Based on results of density functional theory (DFT) calculations with the local spin density approximation (LSDA) and the generalized gradient approximation (GGA), we propose a new magnetic material, CsCl-type FeSe. The calculations reveal the existence of ferromagnetic (FM) and antiferromagnetic (AFM) states over a wide range of lattice constants. At 3.12\,{\AA} in the GGA, the equilibrium state is found to be AFM with a local Fe magnetic moment of $\pm 2.69\,\mu_\mathrm{B}$. A metastable FM state with Fe and Se local magnetic moments of $2.00\,\mu_\mathrm{B}$ and $-0.032\,\mu_\mathrm{B}$, respectively, lies 171.7\,{meV} above the AFM state.
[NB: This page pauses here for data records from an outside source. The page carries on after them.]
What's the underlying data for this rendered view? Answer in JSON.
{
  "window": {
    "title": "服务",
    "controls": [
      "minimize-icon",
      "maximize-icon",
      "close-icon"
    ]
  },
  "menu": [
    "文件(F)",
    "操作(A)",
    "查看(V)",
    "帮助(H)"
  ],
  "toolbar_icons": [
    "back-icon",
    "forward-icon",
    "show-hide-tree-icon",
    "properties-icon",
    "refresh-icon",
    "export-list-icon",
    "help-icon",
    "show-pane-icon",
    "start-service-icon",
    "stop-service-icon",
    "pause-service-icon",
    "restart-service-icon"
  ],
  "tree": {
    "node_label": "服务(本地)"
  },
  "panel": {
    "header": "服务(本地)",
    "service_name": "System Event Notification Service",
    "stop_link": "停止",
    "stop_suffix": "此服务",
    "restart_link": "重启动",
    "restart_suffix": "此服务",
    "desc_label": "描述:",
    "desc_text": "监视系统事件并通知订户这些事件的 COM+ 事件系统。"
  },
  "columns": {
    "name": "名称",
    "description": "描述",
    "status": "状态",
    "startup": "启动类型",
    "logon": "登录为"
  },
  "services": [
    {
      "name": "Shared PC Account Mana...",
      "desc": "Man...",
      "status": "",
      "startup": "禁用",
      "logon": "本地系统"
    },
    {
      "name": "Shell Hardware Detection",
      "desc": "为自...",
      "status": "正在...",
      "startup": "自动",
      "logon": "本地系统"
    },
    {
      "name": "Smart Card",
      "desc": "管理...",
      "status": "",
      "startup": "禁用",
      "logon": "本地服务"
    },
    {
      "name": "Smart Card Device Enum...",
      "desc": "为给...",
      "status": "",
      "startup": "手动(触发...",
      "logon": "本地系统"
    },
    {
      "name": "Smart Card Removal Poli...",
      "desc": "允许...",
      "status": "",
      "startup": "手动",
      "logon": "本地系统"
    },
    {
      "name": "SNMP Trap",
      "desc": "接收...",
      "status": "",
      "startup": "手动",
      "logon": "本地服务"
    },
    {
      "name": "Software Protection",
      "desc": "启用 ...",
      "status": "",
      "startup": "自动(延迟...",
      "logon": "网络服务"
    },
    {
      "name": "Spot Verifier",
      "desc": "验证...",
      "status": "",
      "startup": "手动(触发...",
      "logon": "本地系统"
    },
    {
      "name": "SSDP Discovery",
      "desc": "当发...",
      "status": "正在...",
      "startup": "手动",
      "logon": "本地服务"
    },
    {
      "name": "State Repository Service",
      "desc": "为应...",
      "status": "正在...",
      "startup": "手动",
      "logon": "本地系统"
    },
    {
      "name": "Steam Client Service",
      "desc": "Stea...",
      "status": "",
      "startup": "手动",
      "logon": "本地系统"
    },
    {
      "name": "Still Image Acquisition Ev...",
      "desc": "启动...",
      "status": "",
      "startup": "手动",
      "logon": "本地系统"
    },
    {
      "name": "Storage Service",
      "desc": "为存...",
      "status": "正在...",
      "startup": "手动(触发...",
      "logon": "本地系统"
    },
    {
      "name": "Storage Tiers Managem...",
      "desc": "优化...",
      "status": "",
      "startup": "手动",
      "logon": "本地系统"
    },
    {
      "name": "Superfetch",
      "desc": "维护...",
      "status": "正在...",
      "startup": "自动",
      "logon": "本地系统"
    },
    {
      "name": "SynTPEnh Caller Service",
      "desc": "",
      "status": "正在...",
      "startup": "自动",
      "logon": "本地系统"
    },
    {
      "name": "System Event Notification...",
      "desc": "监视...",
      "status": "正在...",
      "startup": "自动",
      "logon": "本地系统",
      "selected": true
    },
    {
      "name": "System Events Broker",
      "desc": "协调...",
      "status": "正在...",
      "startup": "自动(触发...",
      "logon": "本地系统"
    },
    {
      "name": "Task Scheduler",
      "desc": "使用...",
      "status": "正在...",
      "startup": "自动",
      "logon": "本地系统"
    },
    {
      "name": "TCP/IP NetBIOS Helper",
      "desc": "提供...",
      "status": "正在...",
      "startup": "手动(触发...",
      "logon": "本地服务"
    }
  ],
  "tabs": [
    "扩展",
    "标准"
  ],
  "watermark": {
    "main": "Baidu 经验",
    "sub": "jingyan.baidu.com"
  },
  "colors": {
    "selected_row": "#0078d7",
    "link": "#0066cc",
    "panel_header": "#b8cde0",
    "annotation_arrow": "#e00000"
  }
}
Its equilibrium lattice constant is $\sim 2$\,{\%} smaller than that of the AFM state, implying that when the system undergoes a phase transition from the AFM state to the FM one, the transition is accompanied by volume contraction. Such an AFM-FM transition is attributed to spin-density $z$-reflection symmetry; the symmetry driven AFM-FM transition is not altered by spin-orbit coupling. The relative stability of different magnetic phases is discussed in terms of the local density of states. We find that CsCl-type FeSe is mechanically stable, but the magnetic states are expected to be brittle.